Psychological abuse (and I restricted all of my posts to this), however, may look and feel different to an adopted person, and may result when adoptive parents who believe they have a right to parent their adopted children exactly as they would parent children born to them fail to meet needs that come with adoption.

Anonymous said...

We had no issues with our homestudy process except for one glaring omission:

The absence of the real stuff! We fielded questions about our dog's immunizations, our extended families, salaries, savings, religous views, how we met/courted, educational aims for potential children, thoughts on time-outs, how many miles we were from parks, schools, cultural opportunities,child care decisions if we both worked outside the home, etc.....

I could go on and on....the point being, at no time were we asked about the real work of parenting an adopted (or otherwise for that matter!) child. At no point did anyone think to truly engage us in meaningful dialogue about the day to day of being a biracial family, of integrating another (and completely new) culture into our own....of making certain with absolute clarity, we would in fact be the best fit for a child we were graced with....

Oh sure, we attended several day classes that claimed some of these issues as discussion points, but in a group of 30 strangers, all PAP's and one agency liason, how meaningful could it be?

So we prepared ourselves anyways, just because it was and IS the right thing to do and if ever there was entitlement, it should grace the adopted child who is ALWAYS entitled to well prepared, thoughtful, educated, compassionate and (so much more!) adoptive parents!.... and never for one moment thought we would ever finish with "the real work" of parenting....and if we ever do feel "done", I hope to God someone kicks us in the a** as a friendly wake up call! :)

So do I resent the Homestudy? Nope. Only the ones that don't do enough. Only the superficial ones.

Ack..sorry for the rant and for coming late to this!

Anonymous said...

Also coming to this late. I worked for an agency. Saw homestudies every day. The questions were such that some very important issues could be easily glossed over. Very few, as the above reader pointed out, had anything to do with actual parenting. And, where they did, the answers provided could be only as honest as the individuals answering.

One of the saddest things, to me, was the frequency with which the "parenting plan" included (or was limited to) the infant being placed into full-time daycare at 6 weeks old.
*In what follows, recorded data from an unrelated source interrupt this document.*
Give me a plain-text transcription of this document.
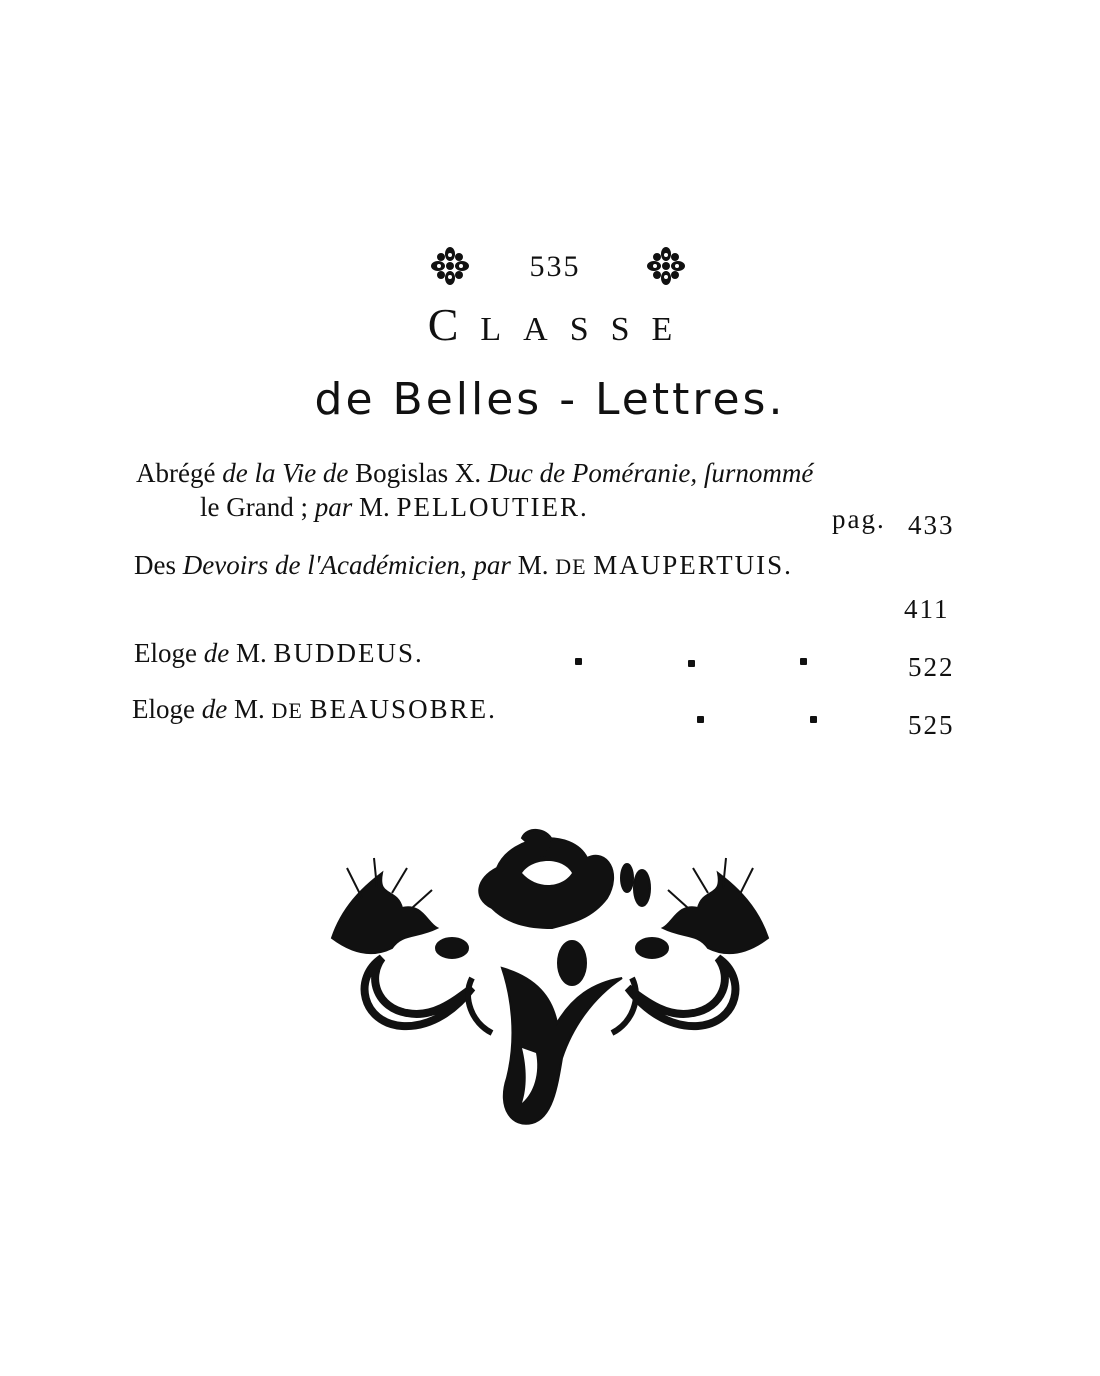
535
CLASSE
de Belles - Lettres.
Abrégé de la Vie de Bogislas X. Duc de Poméranie, ſurnommé
le Grand ; par M. PELLOUTIER.	pag. 433
Des Devoirs de l'Académicien, par M. DE MAUPERTUIS.
411
Eloge de M. BUDDEUS.	522
Eloge de M. DE BEAUSOBRE.
525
Over and over, this was the plan.

Many of these homestudies were the product of two career households with $200,000 and up incomes. Nothing against financial stability. But the babies (and the homestudies called for "healthy infant only" 99% of the time) were already disrupted from their home countries.

To see that they were to be thrust into a new environment for six weeks, then out into another environment that offered little to no one-on-one nurturing was disconcerting to say the least.

These couples had the education and background to have (one or the other) stayed home with the child and, later, resumed a career with little difficulty.

Another troublesome fact: Two of the office's social workers literally used the same description (word for word over and over)in their assessment summaries, despite major differences in family conditions, reasons cited for adopting, backgrounds, etc.

It was an office joke among the director and some staff members. They thought it was funny.

Needless to say, there came a point when I couldn't, in good conscience, work in the field any longer.